Y	Hacker News new \| ask \| show \| jobs


	by binarymax 843 days ago
	I hadn’t heard of Mamba before reading this article, and I was wondering if anyone has tried setting importance of a token as a TF-IDF or BM25 lookup. Requires a first pass to construct the token index but otherwise it seems like it would address the big issue that all these architectures have - they don’t know how “important” a token is. Interestingly this seems to be the crux of Mamba - deciding what tokens to forget! EMA other treats all tokens equally at sequence time. What if the tokens were weighted beforehand and the weights were passed as an attention mechanism? I wonder if anyone has tried something like this.

2 comments

halflings 843 days ago

The importance (e.g. attention) needs to be dynamic, e.g. one token will be important to some other tokens but not others.

tf-idf and similar heuristics are what we were using before attention came along, e.g. tf-idf weighted bag-of-words representation of word2vec embeddings. That approaches fails in so many cases.

link

binarymax 843 days ago

Attention in transformers works because over time the model learns token importance based on frequency and context.

If you don’t have attention and need a fast substitute for “forgetting” non important tokens, then BM25 is an intuitive hypothesis.

link

curious_cat_163 843 days ago

To use your metaphor, TF-IDF will result in ‘fixed’ weights.

Attention makes it so that the weights of each token can be different in each sequence of tokens. Same token gets different weights depending on who its ‘neighbors’ in the sequence end up being.

This property allows the models to solve a variety of natural language problems and gets ‘used’ by the model to express context-aware dependencies.

link

littlestymaar 843 days ago

Given that GP explicitly said “if you don't have attention”, and we're in a thread about a language model whose main characteristics is not to use attention, I don't understand why you insist in talking about attention …

link

curious_cat_163 843 days ago

I mean, if we are going to get past attention (very much on board with the idea!), then it might help to know what it is really contributing to a model.

My response was trying to clarify some confusion.

I am all for alternatives to attention. I don’t think BM25 cuts it.
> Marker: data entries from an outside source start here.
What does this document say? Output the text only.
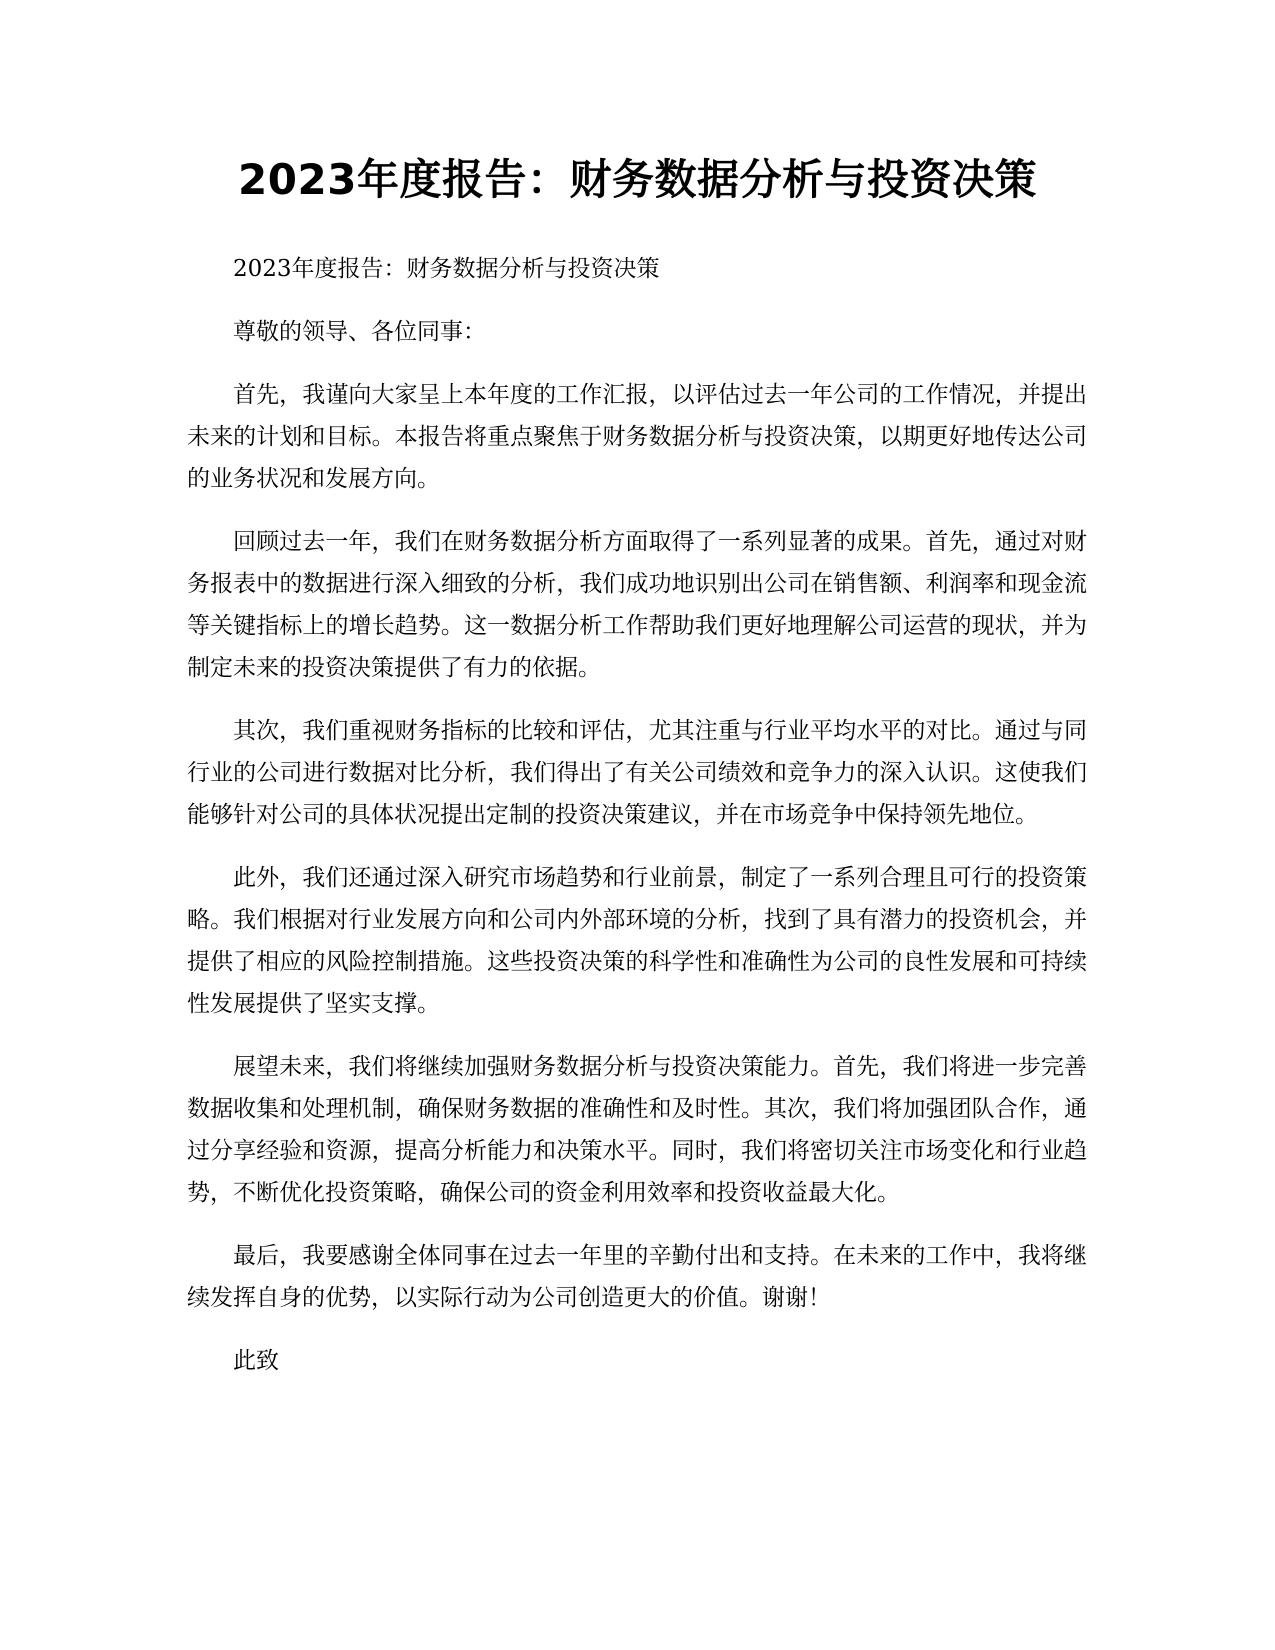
2023年度报告：财务数据分析与投资决策

2023年度报告：财务数据分析与投资决策

尊敬的领导、各位同事：

首先，我谨向大家呈上本年度的工作汇报，以评估过去一年公司的工作情况，并提出未来的计划和目标。本报告将重点聚焦于财务数据分析与投资决策，以期更好地传达公司的业务状况和发展方向。

回顾过去一年，我们在财务数据分析方面取得了一系列显著的成果。首先，通过对财务报表中的数据进行深入细致的分析，我们成功地识别出公司在销售额、利润率和现金流等关键指标上的增长趋势。这一数据分析工作帮助我们更好地理解公司运营的现状，并为制定未来的投资决策提供了有力的依据。

其次，我们重视财务指标的比较和评估，尤其注重与行业平均水平的对比。通过与同行业的公司进行数据对比分析，我们得出了有关公司绩效和竞争力的深入认识。这使我们能够针对公司的具体状况提出定制的投资决策建议，并在市场竞争中保持领先地位。

此外，我们还通过深入研究市场趋势和行业前景，制定了一系列合理且可行的投资策略。我们根据对行业发展方向和公司内外部环境的分析，找到了具有潜力的投资机会，并提供了相应的风险控制措施。这些投资决策的科学性和准确性为公司的良性发展和可持续性发展提供了坚实支撑。

展望未来，我们将继续加强财务数据分析与投资决策能力。首先，我们将进一步完善数据收集和处理机制，确保财务数据的准确性和及时性。其次，我们将加强团队合作，通过分享经验和资源，提高分析能力和决策水平。同时，我们将密切关注市场变化和行业趋势，不断优化投资策略，确保公司的资金利用效率和投资收益最大化。

最后，我要感谢全体同事在过去一年里的辛勤付出和支持。在未来的工作中，我将继续发挥自身的优势，以实际行动为公司创造更大的价值。谢谢！

此致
I don’t think anything that samples tokens based on BM25 weights (the idea in this subthread) would cut it.

link

binarymax 843 days ago

What confusion? I know exactly how BM25 works and how Transformers work. I stated a hypothesis and asked if anyone has tried it. You say it won’t work. That’s just your opinion. Do you have proof or evidence? This is science. Dismissal of ideas without evidence goes against scientific principles.

link

nelsondev 843 days ago

Not exactly related, but in the same vein - Deep Impact - deep learning to find term impacts in the context of their document.

https://arxiv.org/abs/2104.12016

link